Он находился в замешательстве.

– Ну-ну, тогда все в порядке. Я так и думал, что вы умные люди. До свидания, – Мишель продолжал улыбаться.

Цыган что-то буркнул в ответ и, протолкнув жену в квартиру, мгновенно скрылся за своей дверью.

Миша сдержал свое слово. К нам не напрашивался. Когда мы спустились на первый этаж и я стала прощаться, он задержал меня на минуту. Взял за руку, что-то вложил в нее. Я удивленно взглянула на него, затем на свою ладонь. На ней лежало то самое кольцо с бриллиантами, которое он подарил мне, когда сделал предложение, – мое помолвочное кольцо.

– Нина… вот… я в сердцах продал все твои украшения, когда ты ушла… кроме этого… Не смог… я в него вложил столько любви к тебе… так долго выбирал…

Его голос дрожал.

– Спасибо, Миша…

Этот неожиданный жест растрогал меня. Я понимала, что, будучи без работы и денег, Мишель действительно мог продать его и выручить неплохие деньги. Но, больше чем финансово, он символически и сентиментально столько вложил в это кольцо, что даже крайняя нужда не смогла заставить продать его. И если он продолжал пить и не работать, то деньги ему были особенно нужны.

Мишель с минуту молчал, глядя на меня с грустью. Затем произнес, уже уходя:

– Нина, звони мне «в случае чего»! Но я уверен, что теперь все будет хорошо. Теперь цыгане не посмеют тронуть вас.

Он оказался прав. С того дня, когда мы с Алинкой где-нибудь сталкивались с цыганом или с его женой, они мгновенно делали вид, что не заметили нас. Отворачивались, всячески избегали. А их дети больше не приближались ни к нашей двери, ни к Алине. Наконец-то настал покой. И удивительное дело – благодаря Мишелю!

Но, по иронии судьбы, только утряслась история с цыганами, как на Алинку и на меня ополчилась живущая на верхнем этаже испанка, у которой постоянно проживала маленькая внучка.

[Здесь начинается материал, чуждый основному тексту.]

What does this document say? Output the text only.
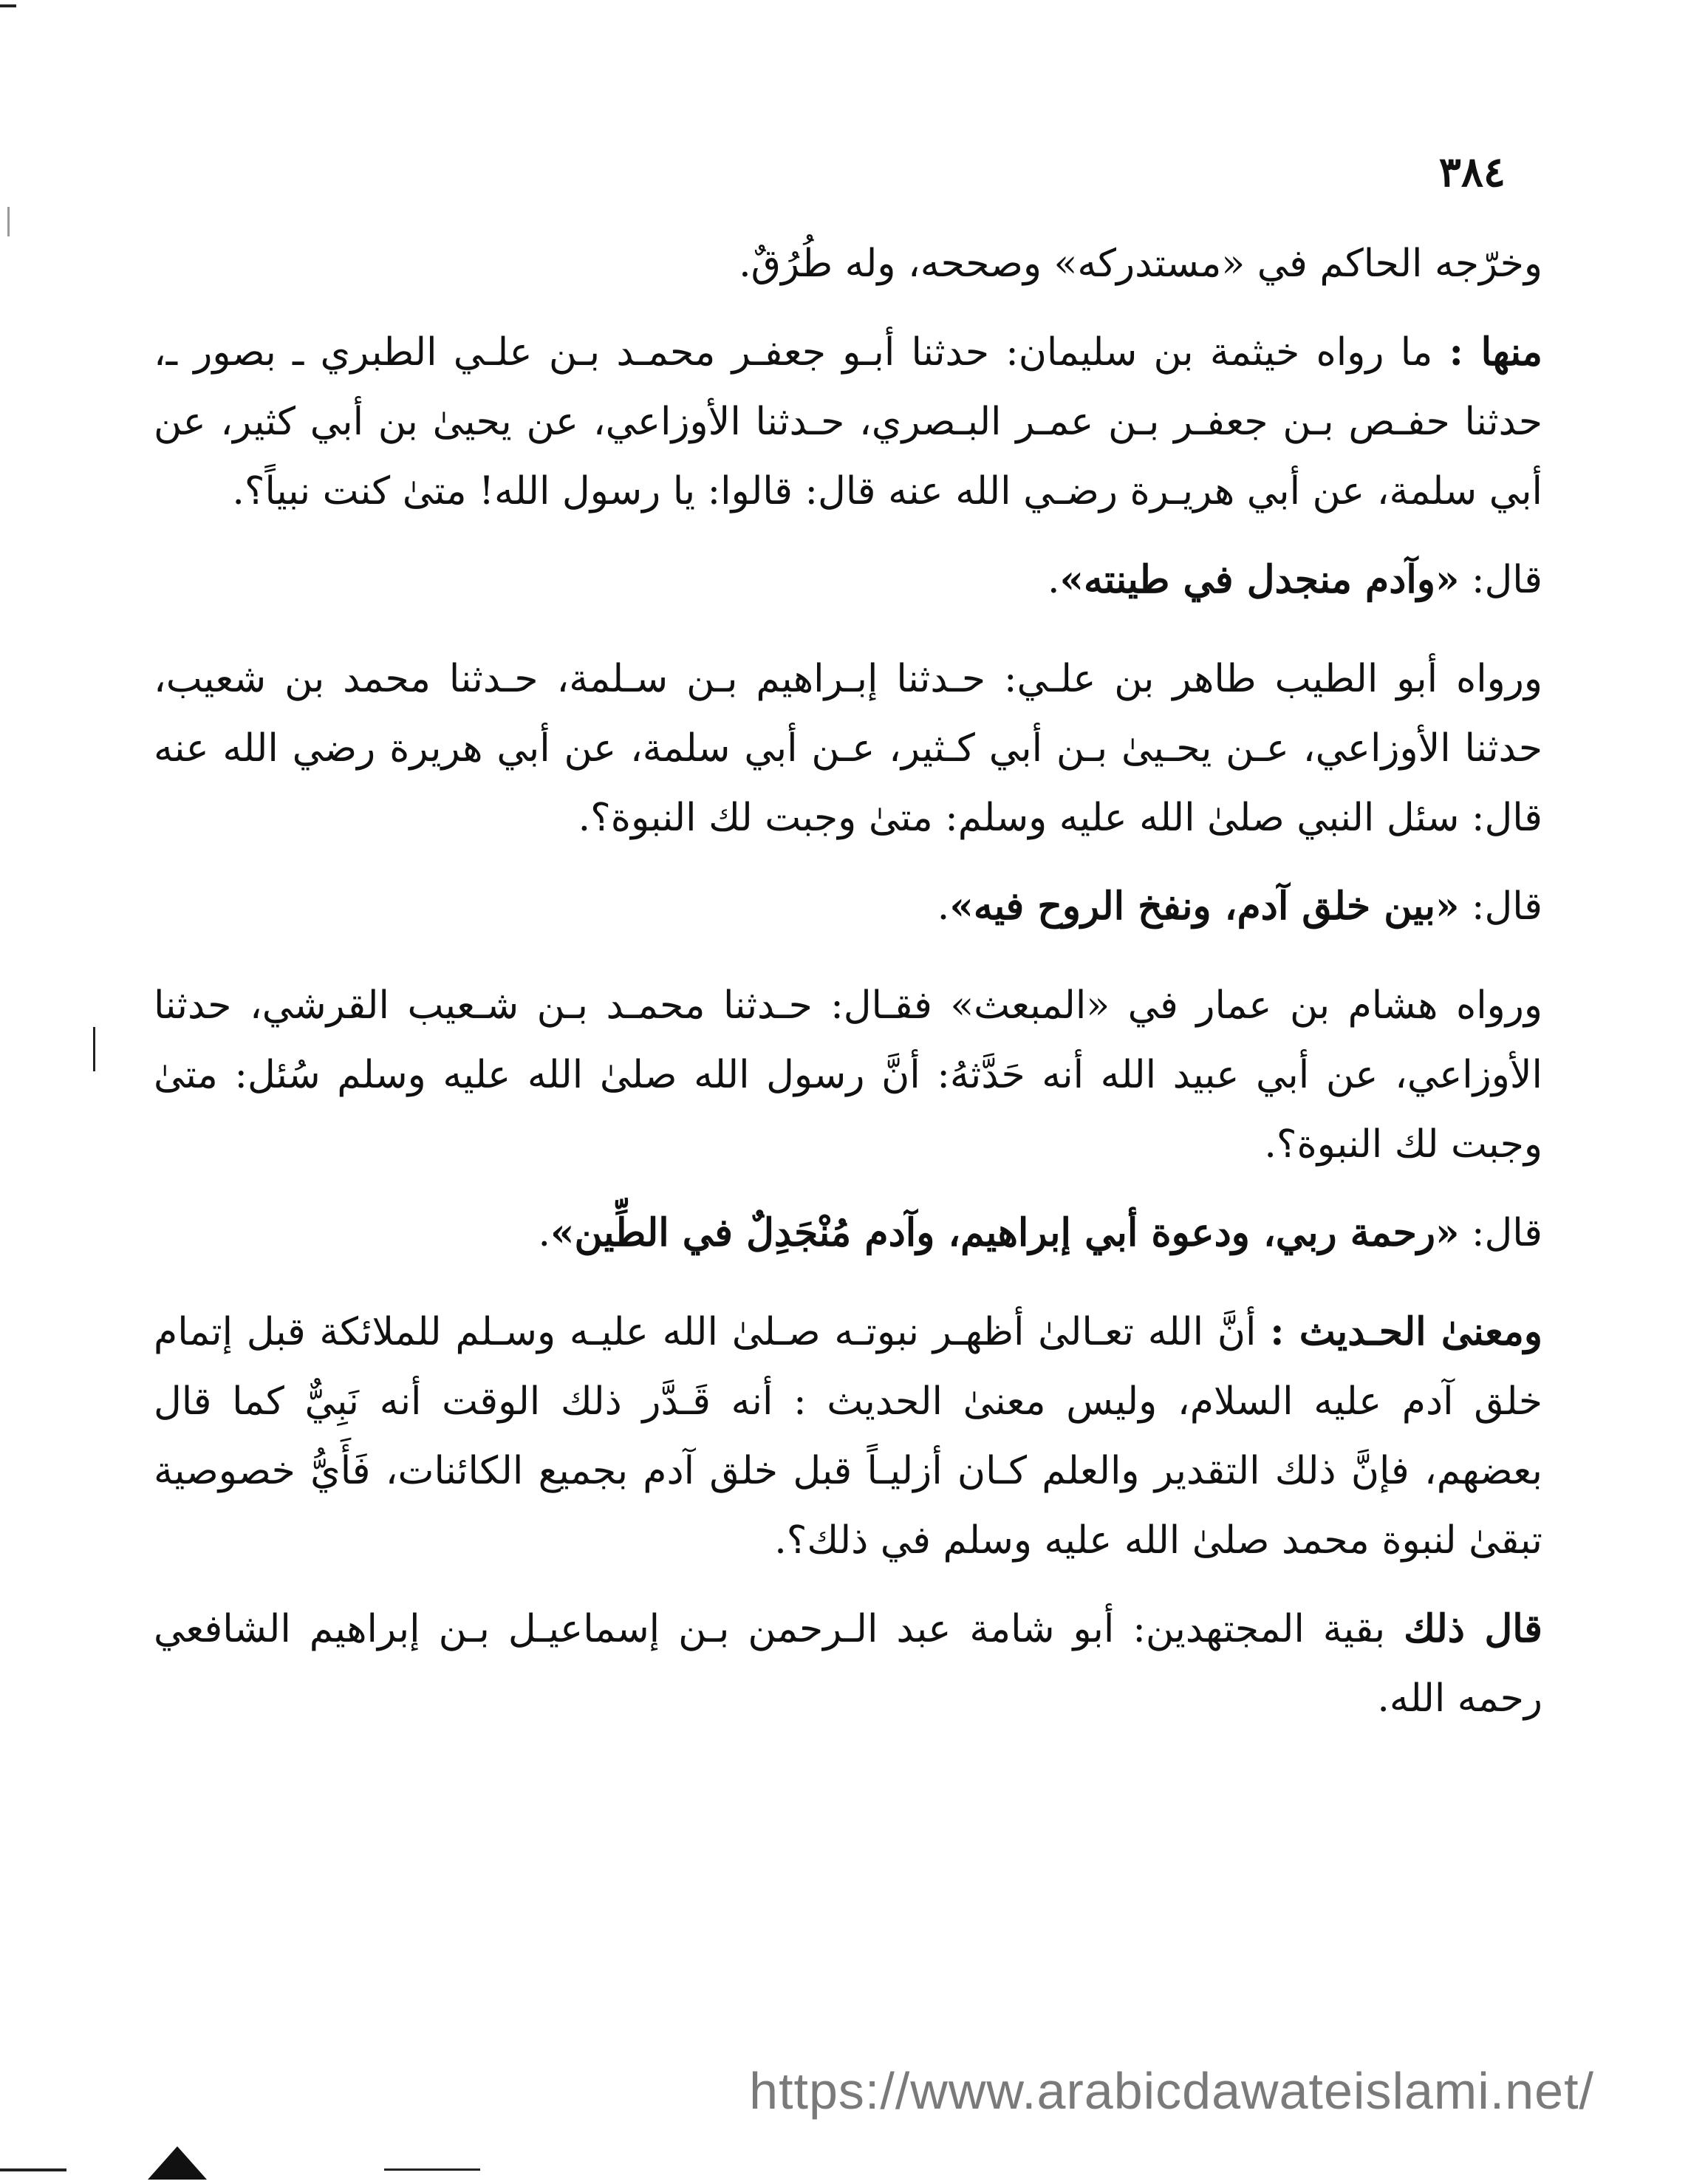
٣٨٤

وخرّجه الحاكم في «مستدركه» وصححه، وله طُرُقٌ.

منها : ما رواه خيثمة بن سليمان: حدثنا أبـو جعفـر محمـد بـن علـي الطبري ـ بصور ـ، حدثنا حفـص بـن جعفـر بـن عمـر البـصري، حـدثنا الأوزاعي، عن يحيىٰ بن أبي كثير، عن أبي سلمة، عن أبي هريـرة رضـي الله عنه قال: قالوا: يا رسول الله! متىٰ كنت نبياً؟.

قال: «وآدم منجدل في طينته».

ورواه أبو الطيب طاهر بن علـي: حـدثنا إبـراهيم بـن سـلمة، حـدثنا محمد بن شعيب، حدثنا الأوزاعي، عـن يحـيىٰ بـن أبي كـثير، عـن أبي سلمة، عن أبي هريرة رضي الله عنه قال: سئل النبي صلىٰ الله عليه وسلم: متىٰ وجبت لك النبوة؟.

قال: «بين خلق آدم، ونفخ الروح فيه».

ورواه هشام بن عمار في «المبعث» فقـال: حـدثنا محمـد بـن شـعيب القرشي، حدثنا الأوزاعي، عن أبي عبيد الله أنه حَدَّثهُ: أنَّ رسول الله صلىٰ الله عليه وسلم سُئل: متىٰ وجبت لك النبوة؟.

قال: «رحمة ربي، ودعوة أبي إبراهيم، وآدم مُنْجَدِلٌ في الطِّين».

ومعنىٰ الحـديث : أنَّ الله تعـالىٰ أظهـر نبوتـه صـلىٰ الله عليـه وسـلم للملائكة قبل إتمام خلق آدم عليه السلام، وليس معنىٰ الحديث : أنه قَـدَّر ذلك الوقت أنه نَبِيٌّ كما قال بعضهم، فإنَّ ذلك التقدير والعلم كـان أزليـاً قبل خلق آدم بجميع الكائنات، فَأَيُّ خصوصية تبقىٰ لنبوة محمد صلىٰ الله عليه وسلم في ذلك؟.

قال ذلك بقية المجتهدين: أبو شامة عبد الـرحمن بـن إسماعيـل بـن إبراهيم الشافعي رحمه الله.

https://www.arabicdawateislami.net/
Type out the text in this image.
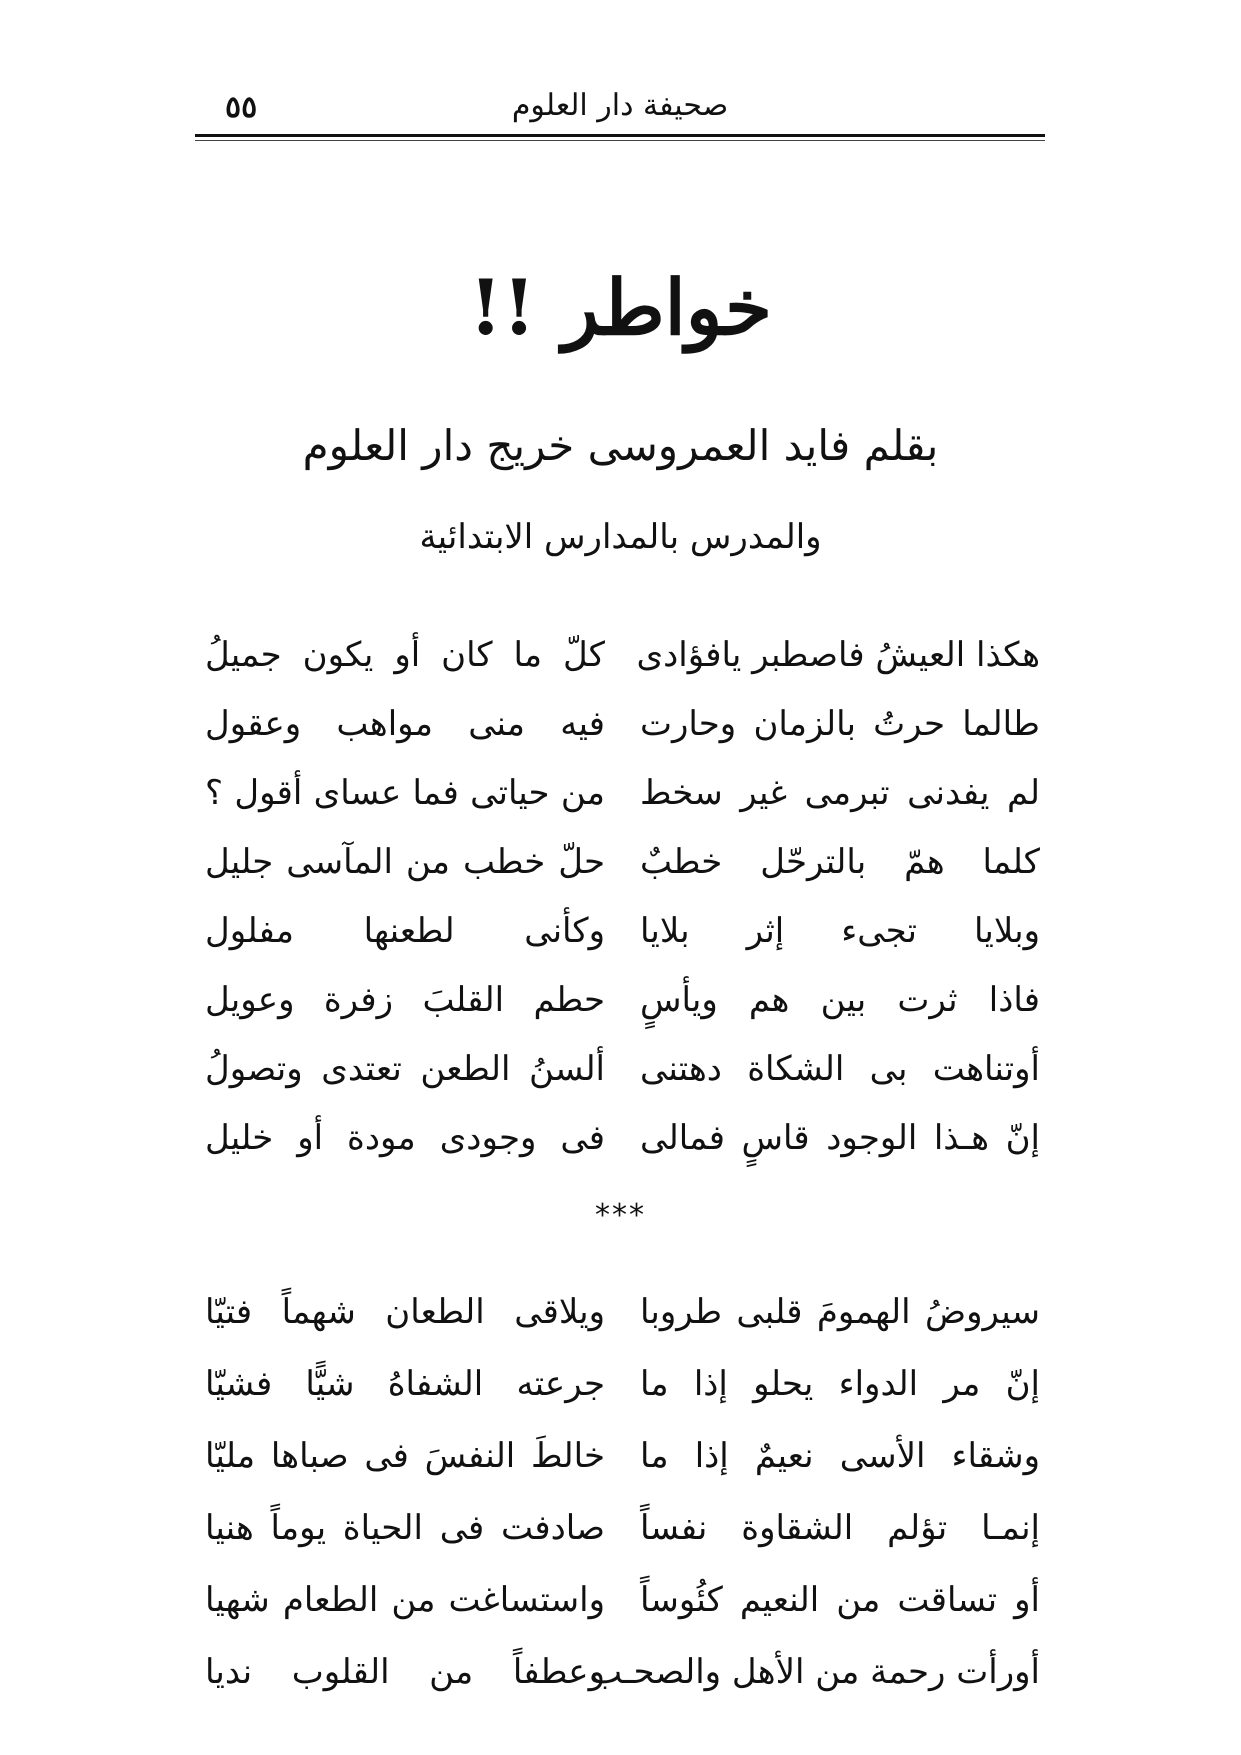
٥٥	صحيفة دار العلوم
خواطر !!
بقلم فايد العمروسى خريج دار العلوم
والمدرس بالمدارس الابتدائية
هكذا العيشُ فاصطبر يافؤادى
كلّ ما كان أو يكون جميلُ
طالما حرتُ بالزمان وحارت
فيه منى مواهب وعقول
لم يفدنى تبرمى غير سخط
من حياتى فما عساى أقول ؟
كلما همّ بالترحّل خطبٌ
حلّ خطب من المآسى جليل
وبلايا تجىء إثر بلايا
وكأنى لطعنها مفلول
فاذا ثرت بين هم ويأسٍ
حطم القلبَ زفرة وعويل
أوتناهت بى الشكاة دهتنى
ألسنُ الطعن تعتدى وتصولُ
إنّ هـذا الوجود قاسٍ فمالى
فى وجودى مودة أو خليل
***
سيروضُ الهمومَ قلبى طروبا
ويلاقى الطعان شهماً فتيّا
إنّ مر الدواء يحلو إذا ما
جرعته الشفاهُ شيًّا فشيّا
وشقاء الأسى نعيمٌ إذا ما
خالطَ النفسَ فى صباها مليّا
إنمـا تؤلم الشقاوة نفساً
صادفت فى الحياة يوماً هنيا
أو تساقت من النعيم كئُوساً
واستساغت من الطعام شهيا
أورأت رحمة من الأهل والصحـب
وعطفاً من القلوب نديا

Бабушка любила выпить – выйти вечером с подружками в бистро – пропустить стаканчик. Поскольку брать с собой внучку она не могла, то придумала выход из положения – стала по вечерам приглашать Алину в гости, пока сама отлучалась. Она представляла нам все это так, как будто ее внучка, которая на три года младше Алины, очень хочет дружить с ней.

Я, естественно, отнеслась к приглашениям доброжелательно – дружба это замечательно. Но вскоре девочка проговорилась – ее бабушка смотрела на мою дочь как на бесплатную няню, которая бы занималась девочкой в ее отсутствие. Будучи старшей, присматривала бы за ней. Бабушка тем временем выходила на три часа в ресторан, в бистро или в гости.

А девочка к тому же оказалась трудной – очень капризная и избалованная. Не давала Алине играть со своими игрушками, грубо разговаривала и всячески понукала ее, принуждая делать то, что ей хочется. Когда дочь рассказала мне об этом, я перестала отпускать ее к ним, под предлогом, что она нужна мне дома.

Испанка сильно обозлилась и при всяком удобном случае начала задирать Алину и даже меня, когда мы сталкивались перед домом. А также настраивать соседей против нас, как выяснилось позднее.

«Это какой-то кошмар! Сумасшедшее место, сумасшедшие люди – нужно срочно отсюда уезжать!» – думала я. Но, конечно, переехать я никуда не могла.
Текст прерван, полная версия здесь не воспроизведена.